Image Classification Guide
This guide covers using DeepFix to diagnose image classification datasets. Learn how to ingest, validate, and analyze image datasets with DeepFix.
Overview
DeepFix provides specialized support for image classification tasks, including:
- Dataset quality checks
- Class balance analysis
- Image distribution analysis
- Data integrity validation
- Training/test split validation
Prerequisites
- DeepFix installed and configured (see Installation Guide)
- DeepFix server running
- Image dataset in PyTorch DataLoader format
- Python 3.11 or higher
Basic Workflow
Step 1: Prepare Your Dataset
Your image dataset should be in PyTorch DataLoader format:
from torch.utils.data import DataLoader
from torchvision import datasets, transforms
# Example: Load image dataset
transform = transforms.Compose([
transforms.Resize((448, 448)),
transforms.ToTensor()
])
train_dataset = datasets.ImageFolder('data/train', transform=transform)
val_dataset = datasets.ImageFolder('data/val', transform=transform)
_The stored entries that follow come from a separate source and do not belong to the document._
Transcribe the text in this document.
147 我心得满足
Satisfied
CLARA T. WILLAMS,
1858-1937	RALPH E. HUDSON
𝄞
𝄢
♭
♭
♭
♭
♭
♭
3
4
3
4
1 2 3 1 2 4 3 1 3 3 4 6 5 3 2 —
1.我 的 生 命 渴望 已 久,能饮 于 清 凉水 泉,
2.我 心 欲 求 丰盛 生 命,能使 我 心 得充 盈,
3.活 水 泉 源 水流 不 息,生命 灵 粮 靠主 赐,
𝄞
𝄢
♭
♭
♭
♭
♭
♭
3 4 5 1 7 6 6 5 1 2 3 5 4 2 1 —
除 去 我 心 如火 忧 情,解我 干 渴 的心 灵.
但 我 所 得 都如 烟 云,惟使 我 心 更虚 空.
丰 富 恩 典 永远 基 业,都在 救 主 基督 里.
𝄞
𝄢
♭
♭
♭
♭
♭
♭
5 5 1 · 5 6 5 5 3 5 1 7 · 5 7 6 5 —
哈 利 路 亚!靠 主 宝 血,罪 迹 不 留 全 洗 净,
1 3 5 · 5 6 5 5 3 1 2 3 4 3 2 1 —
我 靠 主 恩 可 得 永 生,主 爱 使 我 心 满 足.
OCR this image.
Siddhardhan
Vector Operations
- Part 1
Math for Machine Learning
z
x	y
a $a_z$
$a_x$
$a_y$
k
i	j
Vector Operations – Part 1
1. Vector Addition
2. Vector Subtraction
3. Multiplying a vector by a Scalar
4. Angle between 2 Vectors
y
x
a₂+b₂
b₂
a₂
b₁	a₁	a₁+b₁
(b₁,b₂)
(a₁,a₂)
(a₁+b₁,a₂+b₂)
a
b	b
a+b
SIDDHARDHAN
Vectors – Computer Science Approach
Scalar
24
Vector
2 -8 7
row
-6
train_loader = DataLoader(
train_dataset,
batch_size=8,
shuffle=True,
num_workers=4,
pin_memory=True
)
val_loader = DataLoader(
val_dataset,
batch_size=8,
shuffle=False,
num_workers=4,
pin_memory=True
)
Step 2: Wrap Dataset for DeepFix
from deepfix_sdk.data.datasets import ImageClassificationDataset
dataset_name = "my-image-classification"
# Wrap train and validation datasets
train_wrapped = ImageClassificationDataset(
dataset_name=dataset_name,
dataset=train_loader
)
val_wrapped = ImageClassificationDataset(
dataset_name=dataset_name,
dataset=val_loader
)
Step 3: Initialize Client
from deepfix_sdk.client import DeepFixClient
client = DeepFixClient(
api_url="http://localhost:8844",
timeout=120 # Increase timeout for large image datasets
)
Step 4: Ingest Dataset
client.ingest(
dataset_name=dataset_name,
train_data=train_wrapped,
test_data=val_wrapped,
train_test_validation=True, # Validate train/test split
data_integrity=True, # Run data integrity checks
batch_size=8, # Batch size for processing
overwrite=False # Don't overwrite existing dataset
)
Step 5: Diagnose Dataset
result = client.diagnose_dataset(
dataset_name=dataset_name,
language="english"
)
# View results
print(result.to_text())
Complete Example
Here's a complete example using the food waste dataset:
from deepfix_sdk.client import DeepFixClient
from deepfix_sdk.zoo.datasets.foodwaste import load_train_and_val_datasets
from deepfix_sdk.data.datasets import ImageClassificationDataset
# Initialize client
client = DeepFixClient(api_url="http://localhost:8844", timeout=120)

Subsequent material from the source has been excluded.